FYI: no gov offices are laughing at GDPR in Finland, if they did, another separate branch of gov would fine them. What you are saying is that due to the fact that corruption exists, your govs are not taking the law seriously. That’s a separate issue and affects everything, not just GDPR, and again, doesn’t make GDPR moot.
Yes, but this only muddies the waters to mention. You’ve forgotten what I said previously. I’m not saying it’s voluntary on the trivial basis that all actions are voluntary. I’m saying compliance is voluntary because (as I have established and you failed to counter) the GDPR is not being enforced for the most part. You have ONE fine every THREE WEEKS by each DPA. How is your math not sorting that out? I will lay it out here:
52 weeks/yr ÷ 3 weeks × 23 DPAs × 5 years = 1993 + ⅓
That’s absurdly deadbeat on the DPA’s part. As one individual I am personally encountering violations at nearly that rate just on my own as one person. On average the DPA in one country is doing enough workload for one single victim. Scale that to a nation of people and the result is they’re doing fuck all.
My anecdotal experience reflects that of others and in fact mirrors the big picture. But you need not take my word for it. Read about it (“Fines are few and far between…Enforcement is, at best, patchy and inconsistent.”). Though I must say your lack of awareness makes your background questionable. You should know about the lack of enforcement problem if your career is tied to it. After all, your own numbers reflects this you’re just neglecting to do the math.
You’ve tried shifting the focus onto the revenue from the fines, which is irrelevant to the probability of getting a fine. The absurdity of that attempt is that “Meta…. accounted for 80% [of last year’s total fines], with its largest fine reaching €405 million.”

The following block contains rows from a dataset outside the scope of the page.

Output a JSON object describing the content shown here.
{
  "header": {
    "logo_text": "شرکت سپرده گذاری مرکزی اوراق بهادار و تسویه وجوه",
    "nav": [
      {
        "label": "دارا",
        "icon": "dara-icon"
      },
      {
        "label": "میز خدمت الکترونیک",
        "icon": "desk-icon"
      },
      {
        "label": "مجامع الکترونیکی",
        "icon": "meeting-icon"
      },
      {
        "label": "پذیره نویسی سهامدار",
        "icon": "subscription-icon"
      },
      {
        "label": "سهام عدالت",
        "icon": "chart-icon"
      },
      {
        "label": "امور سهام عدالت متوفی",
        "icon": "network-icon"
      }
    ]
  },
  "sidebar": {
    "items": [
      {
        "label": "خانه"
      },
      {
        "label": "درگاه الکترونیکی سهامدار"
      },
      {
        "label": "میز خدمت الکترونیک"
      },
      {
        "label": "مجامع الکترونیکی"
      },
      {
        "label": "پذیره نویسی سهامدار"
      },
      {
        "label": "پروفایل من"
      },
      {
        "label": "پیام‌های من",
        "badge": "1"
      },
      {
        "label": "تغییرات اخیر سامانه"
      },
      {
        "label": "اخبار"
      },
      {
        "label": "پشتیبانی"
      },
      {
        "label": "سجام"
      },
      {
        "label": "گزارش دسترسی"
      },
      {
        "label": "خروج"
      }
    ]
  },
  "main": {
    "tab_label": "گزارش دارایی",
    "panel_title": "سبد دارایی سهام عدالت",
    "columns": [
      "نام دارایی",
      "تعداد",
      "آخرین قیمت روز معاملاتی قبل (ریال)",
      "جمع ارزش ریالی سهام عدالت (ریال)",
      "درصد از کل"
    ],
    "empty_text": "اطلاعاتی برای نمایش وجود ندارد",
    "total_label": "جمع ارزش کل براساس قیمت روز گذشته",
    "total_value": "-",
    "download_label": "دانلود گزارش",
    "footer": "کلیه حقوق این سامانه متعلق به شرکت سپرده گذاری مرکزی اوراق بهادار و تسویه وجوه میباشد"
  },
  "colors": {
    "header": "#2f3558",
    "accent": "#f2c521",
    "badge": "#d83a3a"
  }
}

They do when the statistical outliers actually reflect cases of fines, as opposed to the cases of inaction. Again, 1 fine every 3 weeks for a whole country. That’s what makes the law moot from an enforcement perspective. You throw out the outliers and you’re left with no enforcement in the remaining dataset.

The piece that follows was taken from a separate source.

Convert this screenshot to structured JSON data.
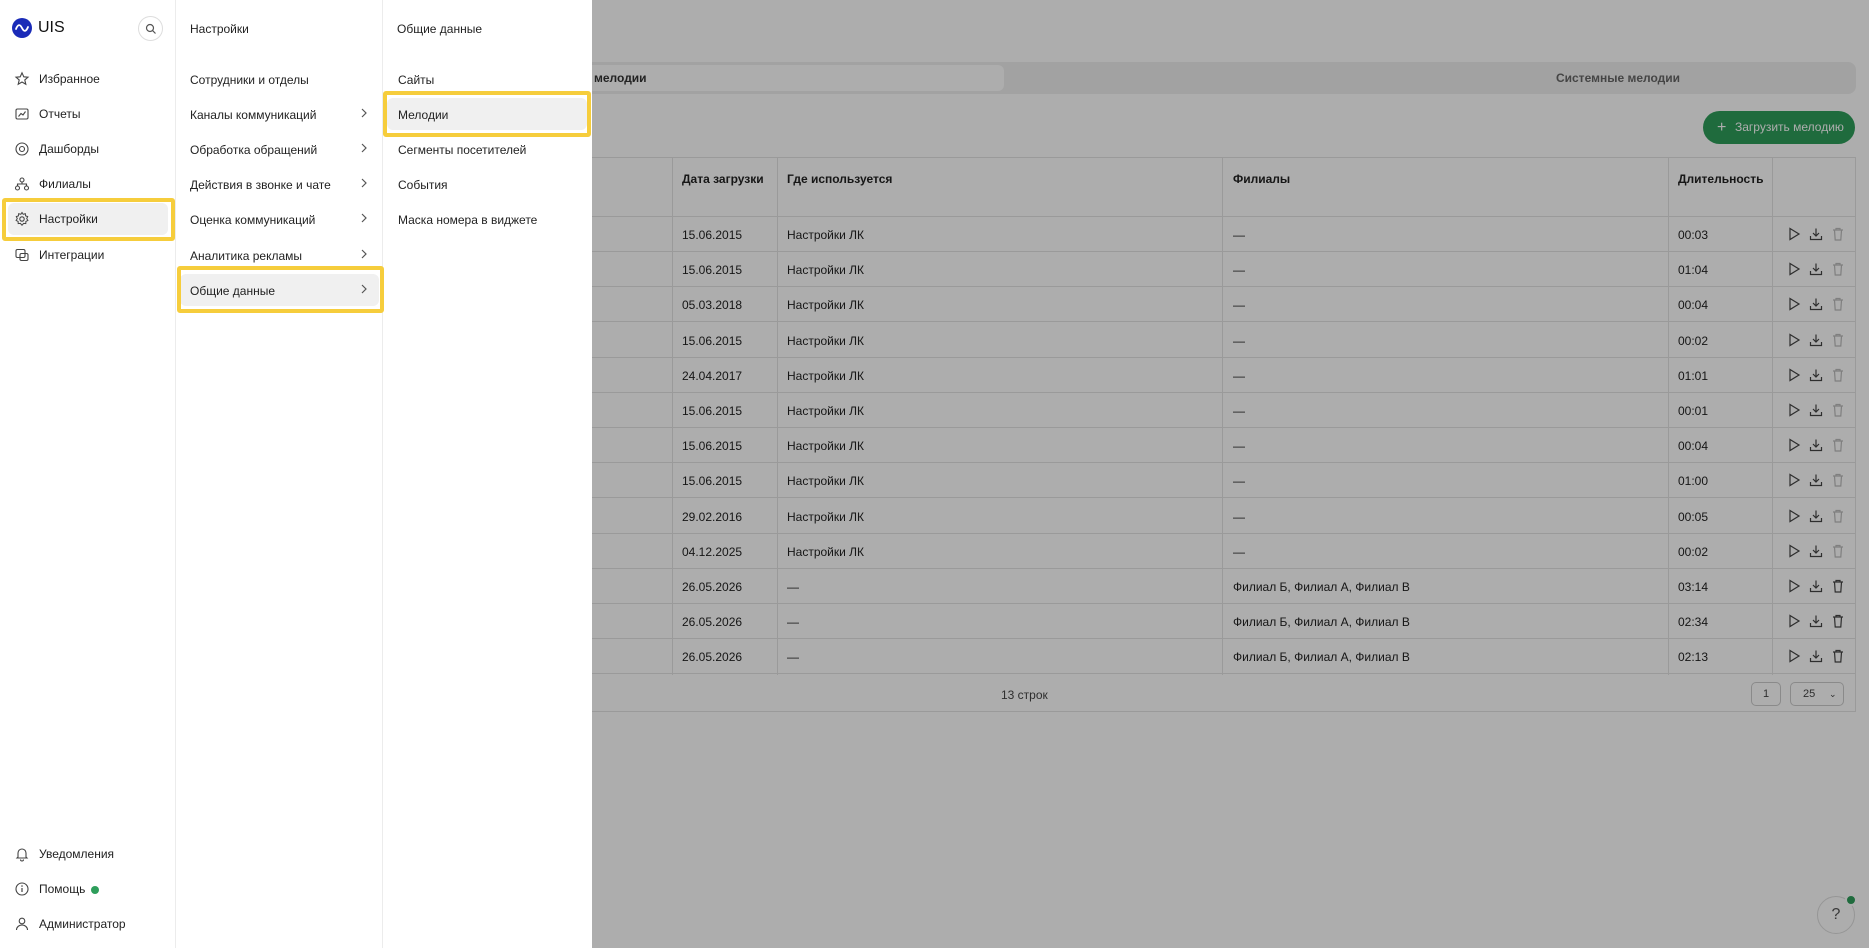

I didn’t exactly assert corruption. That’d be slightly overstated. There is certainly a conflict of interest when gov agencies are accountable to DPAs of the same country. You can use your own judgement as to whether to outright assert “corruption”. Either way, that’s only a factor when the GDPR offender is a gov agency. Lack of enforcement is bigger than that. As I said, the law itself is the problem because it’s not motivational. Again, there is no enforcement clause to force DPAs to honor article 77 reports. That’s the problem which you continue to ignore. It also doesn’t help that “DPAs complain about a lack of budget and personnel. While German DPAs employ around 1200 staff, Belgian, Croatian, and Romanian DPAs average only 50.” (from the same article) So the other problem is that the GDPR does not require member states to allocate sufficient resources for the workload – though that problem would take care of itself if there were a penalty for member states who fail to uphold art.77.